Men were excluded from the analysis if they had a history of heart attack, stroke or cancer at any point during the study period, or if they reported having elevated cholesterol or triglycerides during clinic visits.
On average, each man had at least three exams testing cholesterol and fitness levels.
The better men did on fitness tests, the more likely they were to have lower total cholesterol, as well as lower levels of what's known as low-density lipoprotein (LDL), the bad kind of cholesterol that builds up in blood vessels and can lead to atherosclerosis, blood clots and heart attacks.
Fitter men also had higher levels of so-called high-density lipoprotein (HDL), the good cholesterol that helps purge the bloodstream of LDL.
Men with higher cardiorespiratory fitness levels had better cholesterol profiles than less fit men from their early 20s until at least their early 60s, though the difference diminished with older age.
At the same time, men with lower fitness levels reached abnormal cholesterol levels before age 40.
One limitation of the study is that it lacked data on cholesterol-lowering medications and didn't track changes in eating habits that might impact cholesterol, the researchers acknowledge. There was also limited data for the oldest men in the study.
Even so, the current study adds to a growing body of evidence supporting the benefits of lifelong physical activity in preventing diseases that tend to develop with age, said Dr. Paola Boffetta, a researcher at the Icahn School of Medicine at Mount Sinai and co-author of the editorial.
"There is very strong evidence that being active is beneficial throughout life not only for cardiovascular disease but for a very large number of chronic diseases and for osteoporosis and fractures," Boffetta told Reuters Health.

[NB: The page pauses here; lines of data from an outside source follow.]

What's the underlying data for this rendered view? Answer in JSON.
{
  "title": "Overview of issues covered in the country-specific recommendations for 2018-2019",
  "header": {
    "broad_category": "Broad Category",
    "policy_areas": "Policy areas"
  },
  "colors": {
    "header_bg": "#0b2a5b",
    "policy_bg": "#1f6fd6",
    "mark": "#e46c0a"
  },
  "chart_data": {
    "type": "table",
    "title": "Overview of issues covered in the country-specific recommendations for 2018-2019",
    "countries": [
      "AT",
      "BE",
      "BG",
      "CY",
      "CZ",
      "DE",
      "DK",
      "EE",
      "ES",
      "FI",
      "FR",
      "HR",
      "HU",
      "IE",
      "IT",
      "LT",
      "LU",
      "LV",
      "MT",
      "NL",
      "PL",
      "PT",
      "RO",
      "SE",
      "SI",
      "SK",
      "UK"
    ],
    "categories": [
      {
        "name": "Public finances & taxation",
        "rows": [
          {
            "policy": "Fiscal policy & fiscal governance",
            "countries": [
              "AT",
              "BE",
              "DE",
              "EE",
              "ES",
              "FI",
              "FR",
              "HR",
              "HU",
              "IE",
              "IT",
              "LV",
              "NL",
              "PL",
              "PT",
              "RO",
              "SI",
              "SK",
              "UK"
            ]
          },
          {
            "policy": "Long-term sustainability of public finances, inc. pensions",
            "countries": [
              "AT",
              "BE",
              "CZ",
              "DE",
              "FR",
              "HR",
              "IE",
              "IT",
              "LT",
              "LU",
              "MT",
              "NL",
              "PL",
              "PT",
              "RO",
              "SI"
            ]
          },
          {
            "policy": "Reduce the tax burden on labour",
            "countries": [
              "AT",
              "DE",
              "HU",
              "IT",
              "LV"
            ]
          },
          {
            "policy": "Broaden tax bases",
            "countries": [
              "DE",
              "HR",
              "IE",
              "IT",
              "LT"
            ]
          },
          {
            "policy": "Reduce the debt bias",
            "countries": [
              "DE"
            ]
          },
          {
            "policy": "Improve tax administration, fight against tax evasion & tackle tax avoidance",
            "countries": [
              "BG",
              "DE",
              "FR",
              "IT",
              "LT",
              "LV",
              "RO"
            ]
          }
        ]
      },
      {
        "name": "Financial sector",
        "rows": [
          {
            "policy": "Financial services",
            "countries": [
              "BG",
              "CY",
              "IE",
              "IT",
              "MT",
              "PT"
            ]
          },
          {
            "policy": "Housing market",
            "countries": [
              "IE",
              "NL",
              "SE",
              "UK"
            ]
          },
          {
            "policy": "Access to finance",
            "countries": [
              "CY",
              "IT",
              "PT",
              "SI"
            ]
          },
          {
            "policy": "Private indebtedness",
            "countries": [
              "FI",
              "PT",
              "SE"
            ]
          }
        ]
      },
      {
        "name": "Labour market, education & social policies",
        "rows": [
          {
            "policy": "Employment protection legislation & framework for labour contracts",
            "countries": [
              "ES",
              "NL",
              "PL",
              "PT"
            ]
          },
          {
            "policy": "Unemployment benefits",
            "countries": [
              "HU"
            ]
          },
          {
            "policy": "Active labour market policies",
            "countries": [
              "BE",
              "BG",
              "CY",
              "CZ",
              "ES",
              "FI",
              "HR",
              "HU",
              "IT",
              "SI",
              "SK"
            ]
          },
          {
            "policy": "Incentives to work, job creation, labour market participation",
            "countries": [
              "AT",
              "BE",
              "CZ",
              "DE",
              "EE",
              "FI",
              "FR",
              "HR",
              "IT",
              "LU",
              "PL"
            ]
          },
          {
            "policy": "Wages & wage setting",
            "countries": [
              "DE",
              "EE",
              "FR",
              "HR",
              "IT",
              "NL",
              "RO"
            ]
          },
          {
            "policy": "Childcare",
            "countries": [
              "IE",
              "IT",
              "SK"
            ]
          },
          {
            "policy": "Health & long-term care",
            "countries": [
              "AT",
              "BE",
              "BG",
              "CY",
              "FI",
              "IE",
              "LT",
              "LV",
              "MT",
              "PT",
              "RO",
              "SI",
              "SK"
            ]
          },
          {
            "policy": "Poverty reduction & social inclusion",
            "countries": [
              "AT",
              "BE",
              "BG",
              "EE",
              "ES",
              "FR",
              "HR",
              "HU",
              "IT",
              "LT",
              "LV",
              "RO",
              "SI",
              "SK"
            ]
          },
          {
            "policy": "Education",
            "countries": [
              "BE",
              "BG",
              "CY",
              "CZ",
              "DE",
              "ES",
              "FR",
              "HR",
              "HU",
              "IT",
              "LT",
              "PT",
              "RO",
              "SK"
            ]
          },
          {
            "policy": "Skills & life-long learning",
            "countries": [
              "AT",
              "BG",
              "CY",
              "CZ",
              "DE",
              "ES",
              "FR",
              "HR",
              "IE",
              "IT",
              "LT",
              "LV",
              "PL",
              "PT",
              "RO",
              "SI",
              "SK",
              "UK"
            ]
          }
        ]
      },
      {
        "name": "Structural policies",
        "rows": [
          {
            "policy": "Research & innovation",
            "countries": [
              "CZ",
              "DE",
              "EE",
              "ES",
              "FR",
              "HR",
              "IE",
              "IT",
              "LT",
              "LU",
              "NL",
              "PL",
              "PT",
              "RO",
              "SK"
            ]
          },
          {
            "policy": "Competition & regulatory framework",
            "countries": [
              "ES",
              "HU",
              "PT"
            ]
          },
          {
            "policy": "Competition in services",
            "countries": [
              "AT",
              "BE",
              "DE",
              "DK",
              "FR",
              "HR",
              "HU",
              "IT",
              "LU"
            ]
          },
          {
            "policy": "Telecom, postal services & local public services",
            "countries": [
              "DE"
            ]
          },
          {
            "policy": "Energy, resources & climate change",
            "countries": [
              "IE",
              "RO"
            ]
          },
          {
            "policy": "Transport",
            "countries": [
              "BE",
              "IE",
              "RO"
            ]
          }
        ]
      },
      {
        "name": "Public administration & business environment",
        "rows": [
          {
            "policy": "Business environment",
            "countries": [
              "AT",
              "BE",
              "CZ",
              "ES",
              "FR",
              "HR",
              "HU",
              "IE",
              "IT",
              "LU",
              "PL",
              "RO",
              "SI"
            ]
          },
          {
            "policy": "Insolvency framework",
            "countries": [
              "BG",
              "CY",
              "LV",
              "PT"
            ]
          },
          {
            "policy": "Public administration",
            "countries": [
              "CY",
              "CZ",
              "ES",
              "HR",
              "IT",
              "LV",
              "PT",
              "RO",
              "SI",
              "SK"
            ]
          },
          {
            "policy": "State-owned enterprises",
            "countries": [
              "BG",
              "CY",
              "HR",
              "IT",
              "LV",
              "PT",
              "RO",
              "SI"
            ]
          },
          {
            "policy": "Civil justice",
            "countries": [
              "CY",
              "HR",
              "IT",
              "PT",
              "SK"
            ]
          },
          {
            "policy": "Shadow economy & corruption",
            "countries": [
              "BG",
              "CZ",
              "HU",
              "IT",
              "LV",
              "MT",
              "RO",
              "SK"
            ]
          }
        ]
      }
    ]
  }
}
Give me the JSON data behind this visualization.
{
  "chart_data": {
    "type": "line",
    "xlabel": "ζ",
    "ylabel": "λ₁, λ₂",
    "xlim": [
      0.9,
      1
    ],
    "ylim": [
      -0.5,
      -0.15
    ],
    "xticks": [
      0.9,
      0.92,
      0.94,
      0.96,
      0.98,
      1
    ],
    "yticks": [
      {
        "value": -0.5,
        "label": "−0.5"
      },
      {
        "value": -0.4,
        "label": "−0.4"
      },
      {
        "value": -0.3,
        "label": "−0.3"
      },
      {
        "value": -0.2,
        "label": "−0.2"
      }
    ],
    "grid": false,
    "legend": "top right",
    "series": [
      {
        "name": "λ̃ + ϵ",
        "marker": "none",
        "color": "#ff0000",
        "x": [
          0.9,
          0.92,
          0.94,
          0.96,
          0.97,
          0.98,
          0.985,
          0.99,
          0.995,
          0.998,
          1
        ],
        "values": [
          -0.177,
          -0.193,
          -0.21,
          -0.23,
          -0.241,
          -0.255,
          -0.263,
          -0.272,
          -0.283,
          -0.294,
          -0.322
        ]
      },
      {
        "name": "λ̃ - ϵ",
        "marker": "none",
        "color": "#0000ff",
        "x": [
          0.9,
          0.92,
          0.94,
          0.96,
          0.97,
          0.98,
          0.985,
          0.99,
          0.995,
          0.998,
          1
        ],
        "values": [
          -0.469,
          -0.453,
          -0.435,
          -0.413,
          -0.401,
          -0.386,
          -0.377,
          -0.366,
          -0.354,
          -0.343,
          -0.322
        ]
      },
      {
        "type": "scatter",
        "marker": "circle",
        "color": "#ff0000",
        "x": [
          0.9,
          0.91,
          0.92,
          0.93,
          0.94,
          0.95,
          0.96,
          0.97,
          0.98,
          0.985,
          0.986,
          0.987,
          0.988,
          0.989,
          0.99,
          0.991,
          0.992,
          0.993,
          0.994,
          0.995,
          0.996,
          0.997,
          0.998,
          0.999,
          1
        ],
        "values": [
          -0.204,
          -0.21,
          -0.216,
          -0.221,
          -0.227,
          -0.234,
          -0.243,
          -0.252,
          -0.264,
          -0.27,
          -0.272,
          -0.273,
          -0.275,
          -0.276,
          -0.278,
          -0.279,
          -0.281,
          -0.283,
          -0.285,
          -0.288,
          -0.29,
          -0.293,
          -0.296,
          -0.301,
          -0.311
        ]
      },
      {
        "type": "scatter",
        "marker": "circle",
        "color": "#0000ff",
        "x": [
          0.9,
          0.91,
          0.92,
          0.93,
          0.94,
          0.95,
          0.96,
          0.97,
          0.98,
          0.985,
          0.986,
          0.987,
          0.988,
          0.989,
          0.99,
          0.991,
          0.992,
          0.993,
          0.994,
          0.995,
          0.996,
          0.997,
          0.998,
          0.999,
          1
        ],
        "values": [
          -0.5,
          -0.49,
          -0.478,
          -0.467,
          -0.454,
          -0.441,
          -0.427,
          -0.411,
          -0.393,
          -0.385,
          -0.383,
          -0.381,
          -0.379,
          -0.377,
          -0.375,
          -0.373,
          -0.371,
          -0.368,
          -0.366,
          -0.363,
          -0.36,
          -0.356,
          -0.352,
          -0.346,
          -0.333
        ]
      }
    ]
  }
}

To achieve the fitness levels necessary to ward off age-related high cholesterol, men should get 150 minutes a week of moderate activity or 75 minutes of vigorous activity, said study co-author Dr. Xuemei Sui, a researcher in exercise science at the Arnold School of Public Health at the University of South Carolina.
These activities might include walking, running, swimming or cycling.
"It does not matter how old men are when they exercise; they can benefit at any stage," Sui said in an email. "Of course, the younger they start exercise, the later the onset of high cholesterol, especially before 60 years old when cholesterol tends to increase with aging."